About puritans and religious or state rants against personal vanity. There is nothing wrong with vanity except that it interferes with centralized bureaucracies. Which is why vanity is the heretic of the modern western state. 




I can personally attest that clothing and style sense makes people at once attracted to you and jealous of you. Clothing freaks people out and the only thing worse is when someone not only wears nice clothing but wears them well with originality and flair. I think this jealousy affects the middle aged the most who spend a lot of their talentless time trying to figure out why other people have things that they do not.

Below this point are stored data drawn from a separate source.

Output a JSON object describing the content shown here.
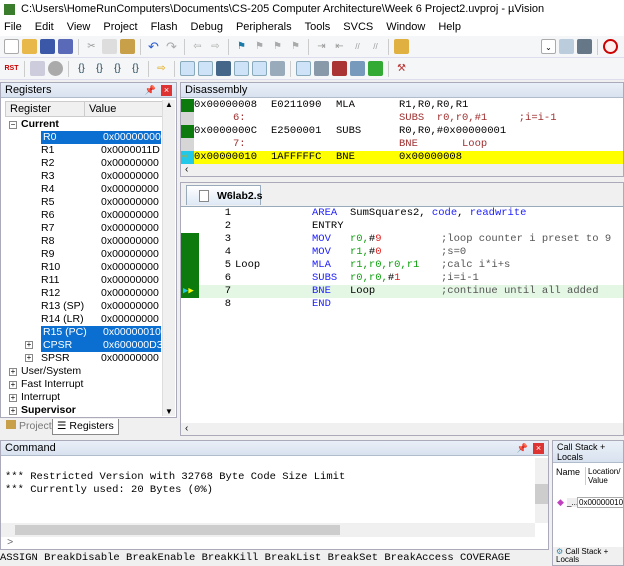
{
  "title": "C:\\Users\\HomeRunComputers\\Documents\\CS-205 Computer Architecture\\Week 6 Project2.uvproj - µVision",
  "menu": [
    "File",
    "Edit",
    "View",
    "Project",
    "Flash",
    "Debug",
    "Peripherals",
    "Tools",
    "SVCS",
    "Window",
    "Help"
  ],
  "registers": {
    "title": "Registers",
    "col_register": "Register",
    "col_value": "Value",
    "group": "Current",
    "rows": [
      {
        "name": "R0",
        "value": "0x00000000"
      },
      {
        "name": "R1",
        "value": "0x0000011D"
      },
      {
        "name": "R2",
        "value": "0x00000000"
      },
      {
        "name": "R3",
        "value": "0x00000000"
      },
      {
        "name": "R4",
        "value": "0x00000000"
      },
      {
        "name": "R5",
        "value": "0x00000000"
      },
      {
        "name": "R6",
        "value": "0x00000000"
      },
      {
        "name": "R7",
        "value": "0x00000000"
      },
      {
        "name": "R8",
        "value": "0x00000000"
      },
      {
        "name": "R9",
        "value": "0x00000000"
      },
      {
        "name": "R10",
        "value": "0x00000000"
      },
      {
        "name": "R11",
        "value": "0x00000000"
      },
      {
        "name": "R12",
        "value": "0x00000000"
      },
      {
        "name": "R13 (SP)",
        "value": "0x00000000"
      },
      {
        "name": "R14 (LR)",
        "value": "0x00000000"
      },
      {
        "name": "R15 (PC)",
        "value": "0x00000010"
      },
      {
        "name": "CPSR",
        "value": "0x600000D3"
      },
      {
        "name": "SPSR",
        "value": "0x00000000"
      }
    ],
    "modes": [
      "User/System",
      "Fast Interrupt",
      "Interrupt",
      "Supervisor"
    ]
  },
  "left_tabs": {
    "project": "Project",
    "registers": "Registers"
  },
  "disassembly": {
    "title": "Disassembly",
    "lines": [
      {
        "addr": "0x00000008",
        "code": "E0211090",
        "mn": "MLA",
        "ops": "R1,R0,R0,R1",
        "src": false
      },
      {
        "line": "6:",
        "text": "SUBS  r0,r0,#1     ;i=i-1",
        "src": true
      },
      {
        "addr": "0x0000000C",
        "code": "E2500001",
        "mn": "SUBS",
        "ops": "R0,R0,#0x00000001",
        "src": false
      },
      {
        "line": "7:",
        "text": "BNE       Loop",
        "src": true
      },
      {
        "addr": "0x00000010",
        "code": "1AFFFFFC",
        "mn": "BNE",
        "ops": "0x00000008",
        "src": false
      }
    ]
  },
  "editor": {
    "tab": "W6lab2.s",
    "lines": [
      {
        "n": "1",
        "label": "",
        "op": "AREA",
        "args": "SumSquares2, code, readwrite",
        "comment": ""
      },
      {
        "n": "2",
        "label": "",
        "op": "ENTRY",
        "args": "",
        "comment": ""
      },
      {
        "n": "3",
        "label": "",
        "op": "MOV",
        "args": "r0,#9",
        "comment": ";loop counter i preset to 9"
      },
      {
        "n": "4",
        "label": "",
        "op": "MOV",
        "args": "r1,#0",
        "comment": ";s=0"
      },
      {
        "n": "5",
        "label": "Loop",
        "op": "MLA",
        "args": "r1,r0,r0,r1",
        "comment": ";calc i*i+s"
      },
      {
        "n": "6",
        "label": "",
        "op": "SUBS",
        "args": "r0,r0,#1",
        "comment": ";i=i-1"
      },
      {
        "n": "7",
        "label": "",
        "op": "BNE",
        "args": "Loop",
        "comment": ";continue until all added"
      },
      {
        "n": "8",
        "label": "",
        "op": "END",
        "args": "",
        "comment": ""
      }
    ]
  },
  "command": {
    "title": "Command",
    "lines": [
      "*** Restricted Version with 32768 Byte Code Size Limit",
      "*** Currently used: 20 Bytes (0%)"
    ],
    "prompt": ">",
    "status": "ASSIGN BreakDisable BreakEnable BreakKill BreakList BreakSet BreakAccess COVERAGE"
  },
  "callstack": {
    "title": "Call Stack + Locals",
    "col_name": "Name",
    "col_location": "Location/Value",
    "row_name": "_...",
    "row_value": "0x00000010",
    "tab": "Call Stack + Locals"
  }
}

When I see a well dressed girl, i am impressed and usually she is an interesting person. It is not hard to be over attentive to the physical; what is hard is to attend to style in a manner which is very well done.  That's what people are impressed with or jealous of. that is what makes a person seem to have secret knowledge or talents. I think also it makes her a target, the fact that she is well dressed is an invitation to observer to vocally admire and to even get annoyed if the admirer is rebuffed.


One man's big question for me, the only time we were in a lone conversation, was how many suits I owned. Ask me if I give a damn how many of anything anyone owns? This particular man dresses so badly that you wouldn't even guess he spent a single thought about clothing. And yet, his one big question was how many suits did I own. People are unbelievable.


The USA is a bastion of incredible jealousy and keeping up with ones neighbors. Everyone wants their kids to get into the top 50 colleges and at the same time want you to tell them that their children's attendance at a crap school is "just as good".


The reward for being a sheep in any mass ideology which main purpose is to control people to serve the greater "good" rather than themselves is to allow the sheep to rend the occasional self serving wolf.